First Iteration Re-Design
The completed design was on a 2 layer board. Fabrication costs for the board alone were a little over $80US. This exceeded my interest in the project, so I re-designed it with an aluminum plate to serve as a mount and heat sink. There are 4 small PCBs with an LED and two mounting holes on them and one larger PCB with an LED in the center and the power supply on it. It made sense to me to put the small boards on a panel with the power supply board, and cut it up before building it. The cost reduced version PCB costs were about $20US, which is a lot more acceptable.
The white silkscreen lines for cutting the board up are visible on the board layout shown. Cutting the board was done with a vertical band saw. I thought about assembling the board before cutting it up, but was concerned that the board would flex too much while cutting and damage the boards or components.
The heat sink/mounting plate can be seen here:
It is fabricated from 1/4" aluminum, with mounting holes for the LED boards and main board tapped for machine screws. The heat sink outline was rough cut with a vertical bandsaw and then cleaned up and the holes drilled on a mill. Tapping was done by hand on the work bench.

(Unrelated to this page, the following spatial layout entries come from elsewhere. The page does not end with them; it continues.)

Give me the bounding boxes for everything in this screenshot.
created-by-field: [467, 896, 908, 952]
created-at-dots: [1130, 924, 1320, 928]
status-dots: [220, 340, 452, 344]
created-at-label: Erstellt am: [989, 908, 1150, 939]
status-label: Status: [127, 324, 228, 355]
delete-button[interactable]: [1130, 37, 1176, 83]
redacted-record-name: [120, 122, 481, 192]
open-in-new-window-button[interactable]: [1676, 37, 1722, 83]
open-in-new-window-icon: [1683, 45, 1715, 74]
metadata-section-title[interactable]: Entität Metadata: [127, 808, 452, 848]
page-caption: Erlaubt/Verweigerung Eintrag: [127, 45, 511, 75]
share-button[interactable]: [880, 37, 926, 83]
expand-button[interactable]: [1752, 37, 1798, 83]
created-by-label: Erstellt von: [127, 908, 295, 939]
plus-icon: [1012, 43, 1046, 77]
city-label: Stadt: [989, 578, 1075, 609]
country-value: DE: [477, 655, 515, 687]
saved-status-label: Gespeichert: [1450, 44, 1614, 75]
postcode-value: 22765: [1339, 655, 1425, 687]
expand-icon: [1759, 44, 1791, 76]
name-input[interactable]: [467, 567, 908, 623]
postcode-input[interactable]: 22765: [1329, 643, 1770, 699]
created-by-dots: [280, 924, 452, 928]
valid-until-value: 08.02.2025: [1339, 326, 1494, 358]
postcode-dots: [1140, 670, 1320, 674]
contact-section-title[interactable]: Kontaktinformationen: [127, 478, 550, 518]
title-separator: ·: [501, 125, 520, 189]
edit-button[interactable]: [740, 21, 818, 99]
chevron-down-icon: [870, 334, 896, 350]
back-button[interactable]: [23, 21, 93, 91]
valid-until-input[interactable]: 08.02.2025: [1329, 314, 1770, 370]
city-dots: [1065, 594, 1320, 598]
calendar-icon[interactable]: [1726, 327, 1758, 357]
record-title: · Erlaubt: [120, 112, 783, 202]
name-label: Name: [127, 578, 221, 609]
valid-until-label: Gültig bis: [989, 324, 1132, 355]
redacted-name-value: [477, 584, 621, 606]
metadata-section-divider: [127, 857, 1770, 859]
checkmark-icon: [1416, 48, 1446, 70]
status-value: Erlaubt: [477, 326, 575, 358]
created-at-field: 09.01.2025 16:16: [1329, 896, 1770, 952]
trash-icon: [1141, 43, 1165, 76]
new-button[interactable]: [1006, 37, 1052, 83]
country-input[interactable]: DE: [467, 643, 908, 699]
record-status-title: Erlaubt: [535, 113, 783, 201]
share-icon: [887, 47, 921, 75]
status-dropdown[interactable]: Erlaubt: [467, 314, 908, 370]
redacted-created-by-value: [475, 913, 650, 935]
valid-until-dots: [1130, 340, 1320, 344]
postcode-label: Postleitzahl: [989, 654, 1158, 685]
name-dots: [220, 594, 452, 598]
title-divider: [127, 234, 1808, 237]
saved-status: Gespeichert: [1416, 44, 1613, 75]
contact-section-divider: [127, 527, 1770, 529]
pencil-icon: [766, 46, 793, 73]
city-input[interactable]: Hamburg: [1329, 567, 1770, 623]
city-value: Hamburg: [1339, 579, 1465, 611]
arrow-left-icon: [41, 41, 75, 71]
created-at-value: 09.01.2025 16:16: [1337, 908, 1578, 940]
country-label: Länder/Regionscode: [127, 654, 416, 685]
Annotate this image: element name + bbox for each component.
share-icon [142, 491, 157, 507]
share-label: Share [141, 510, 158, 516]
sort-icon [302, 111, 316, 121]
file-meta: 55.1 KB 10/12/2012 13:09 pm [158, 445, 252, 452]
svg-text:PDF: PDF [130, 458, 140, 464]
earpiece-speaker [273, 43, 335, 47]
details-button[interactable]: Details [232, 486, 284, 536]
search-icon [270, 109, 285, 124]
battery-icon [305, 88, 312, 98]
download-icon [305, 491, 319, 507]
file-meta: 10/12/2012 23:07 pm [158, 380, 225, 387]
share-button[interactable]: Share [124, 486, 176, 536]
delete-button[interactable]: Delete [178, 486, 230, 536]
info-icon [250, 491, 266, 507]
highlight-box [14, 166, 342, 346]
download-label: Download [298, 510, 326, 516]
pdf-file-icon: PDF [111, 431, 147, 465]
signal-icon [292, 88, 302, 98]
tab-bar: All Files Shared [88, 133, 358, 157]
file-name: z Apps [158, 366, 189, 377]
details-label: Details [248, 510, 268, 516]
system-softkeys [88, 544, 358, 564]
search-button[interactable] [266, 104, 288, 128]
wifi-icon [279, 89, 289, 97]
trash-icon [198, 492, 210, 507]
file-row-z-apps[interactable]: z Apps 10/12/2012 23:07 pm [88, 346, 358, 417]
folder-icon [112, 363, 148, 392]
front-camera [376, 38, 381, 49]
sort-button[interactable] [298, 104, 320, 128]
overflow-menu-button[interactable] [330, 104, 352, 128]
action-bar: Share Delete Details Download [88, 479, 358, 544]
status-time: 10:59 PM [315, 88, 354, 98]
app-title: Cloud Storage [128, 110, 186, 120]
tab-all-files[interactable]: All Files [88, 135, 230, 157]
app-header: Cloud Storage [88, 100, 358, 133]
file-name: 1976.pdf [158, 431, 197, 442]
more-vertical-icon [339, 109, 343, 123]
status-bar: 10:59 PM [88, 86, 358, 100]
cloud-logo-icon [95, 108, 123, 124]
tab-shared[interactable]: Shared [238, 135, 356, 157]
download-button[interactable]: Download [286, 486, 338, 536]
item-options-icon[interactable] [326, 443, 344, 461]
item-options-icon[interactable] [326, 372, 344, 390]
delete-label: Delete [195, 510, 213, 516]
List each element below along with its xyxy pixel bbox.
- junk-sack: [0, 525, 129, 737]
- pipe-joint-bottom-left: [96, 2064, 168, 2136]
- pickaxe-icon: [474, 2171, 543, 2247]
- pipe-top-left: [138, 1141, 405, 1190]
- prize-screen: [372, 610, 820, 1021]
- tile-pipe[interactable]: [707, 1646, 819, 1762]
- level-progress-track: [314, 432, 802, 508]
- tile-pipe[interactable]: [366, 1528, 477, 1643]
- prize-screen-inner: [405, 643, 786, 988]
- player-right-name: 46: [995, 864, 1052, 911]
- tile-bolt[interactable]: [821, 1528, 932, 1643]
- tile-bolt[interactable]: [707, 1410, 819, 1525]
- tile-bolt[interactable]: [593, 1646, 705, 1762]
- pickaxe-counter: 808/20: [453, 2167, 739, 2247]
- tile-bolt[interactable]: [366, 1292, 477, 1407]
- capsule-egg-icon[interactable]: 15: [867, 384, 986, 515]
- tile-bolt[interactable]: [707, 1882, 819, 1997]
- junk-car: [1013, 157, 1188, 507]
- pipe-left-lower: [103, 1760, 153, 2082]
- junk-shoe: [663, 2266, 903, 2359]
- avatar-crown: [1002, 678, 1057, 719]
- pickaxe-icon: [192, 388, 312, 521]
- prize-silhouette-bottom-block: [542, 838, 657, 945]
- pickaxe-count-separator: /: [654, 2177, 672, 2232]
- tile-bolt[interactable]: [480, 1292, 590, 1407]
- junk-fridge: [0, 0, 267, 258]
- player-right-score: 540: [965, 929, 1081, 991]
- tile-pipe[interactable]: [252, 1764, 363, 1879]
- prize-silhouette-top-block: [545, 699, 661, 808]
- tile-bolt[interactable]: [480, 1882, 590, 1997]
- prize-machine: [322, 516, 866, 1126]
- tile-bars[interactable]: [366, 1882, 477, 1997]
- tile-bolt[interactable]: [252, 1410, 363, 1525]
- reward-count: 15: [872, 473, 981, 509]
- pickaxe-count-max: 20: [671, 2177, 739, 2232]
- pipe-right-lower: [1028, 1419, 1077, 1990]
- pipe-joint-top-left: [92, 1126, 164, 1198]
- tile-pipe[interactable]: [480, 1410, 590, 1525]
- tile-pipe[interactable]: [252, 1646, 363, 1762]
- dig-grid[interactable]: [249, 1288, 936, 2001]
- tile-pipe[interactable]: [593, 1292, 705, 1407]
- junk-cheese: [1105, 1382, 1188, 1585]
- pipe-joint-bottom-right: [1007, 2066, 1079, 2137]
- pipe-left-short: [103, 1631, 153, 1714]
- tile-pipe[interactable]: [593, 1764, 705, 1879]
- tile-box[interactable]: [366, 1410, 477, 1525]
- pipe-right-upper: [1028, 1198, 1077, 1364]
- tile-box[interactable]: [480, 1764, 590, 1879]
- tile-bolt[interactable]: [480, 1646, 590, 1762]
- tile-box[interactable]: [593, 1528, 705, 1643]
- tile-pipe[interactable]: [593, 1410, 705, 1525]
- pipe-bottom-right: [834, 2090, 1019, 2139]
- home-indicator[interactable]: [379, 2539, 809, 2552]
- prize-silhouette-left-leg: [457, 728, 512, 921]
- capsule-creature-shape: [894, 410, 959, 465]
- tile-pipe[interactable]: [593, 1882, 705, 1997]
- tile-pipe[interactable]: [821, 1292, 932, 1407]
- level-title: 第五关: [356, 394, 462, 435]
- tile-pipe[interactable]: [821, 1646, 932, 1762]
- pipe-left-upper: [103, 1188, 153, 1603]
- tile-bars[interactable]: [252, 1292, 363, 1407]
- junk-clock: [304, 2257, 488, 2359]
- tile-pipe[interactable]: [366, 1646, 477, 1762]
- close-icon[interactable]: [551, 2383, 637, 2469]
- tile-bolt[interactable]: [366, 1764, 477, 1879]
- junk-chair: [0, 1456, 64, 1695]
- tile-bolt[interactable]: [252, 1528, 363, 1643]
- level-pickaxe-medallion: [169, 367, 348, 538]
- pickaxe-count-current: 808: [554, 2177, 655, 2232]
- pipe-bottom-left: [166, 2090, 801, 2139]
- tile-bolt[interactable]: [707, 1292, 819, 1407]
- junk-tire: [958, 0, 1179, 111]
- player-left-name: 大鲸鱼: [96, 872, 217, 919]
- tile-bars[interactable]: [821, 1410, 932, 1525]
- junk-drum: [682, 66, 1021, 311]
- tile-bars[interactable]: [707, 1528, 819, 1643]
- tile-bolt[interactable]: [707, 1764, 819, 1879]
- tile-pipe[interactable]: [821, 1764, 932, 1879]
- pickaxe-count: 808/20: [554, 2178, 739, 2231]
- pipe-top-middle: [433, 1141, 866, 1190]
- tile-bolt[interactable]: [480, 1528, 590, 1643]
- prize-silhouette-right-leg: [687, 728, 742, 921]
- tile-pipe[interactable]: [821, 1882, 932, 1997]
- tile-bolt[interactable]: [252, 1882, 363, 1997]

The assembled illuminator looks like this:
I included the bare boards to show how the unfinished boards look. Soldermask near the LEDs on the back side of the PCB is masked to give better heat transfer to the heat sink. The entire back side of the PCB is a ground layer in addition to the heat sink. The blue LED wires will be glued down to the heat sink to prevent snagging them on stuff in use.
The LEDs have a heat sink pad that runs through the middle of the package that does not have an electrical connection. This pad was tied to the ground plane. Clusters of vias can be seen around the LEDs to conduct the heat from the top of the PCB to the back side. Osram OSLON Square 3000K LEDs were used. They are capable of handling up to 1800mA, but initial tests look like under 50mA will suffice. At 250mA, this thing would give you a sun tan.
The power supply design is just a re-use of the design used previously on the goose-neck microscope illuminator shown in a previous project. Because the back side of the PCB is a solid ground sheet and needed to be flat for good contact to the heat sink, I included two jumpers in the initial design rather than going to a 4 layer PCB.
Here is the first LED illuminator that I built back in 2013.
It uses a simple linear constant current regulator. It was designed on a napkin, and worked well enough to use for 7 years. Because it was built on perf board it needed to sit on standoffs, 1/4" below the plane of the mount plate. The large LEDs stuck farther down into the work area under the microscope lense.
1800mA! that's insane. I though that was a mistake, so I checked the datasheet. And it's indeed 1800mA. You'd need some serious heatsinking when they are running at 5W each.
Clever idea to create separate panels. No need to waste FR4 when you already have an aluminum backplate.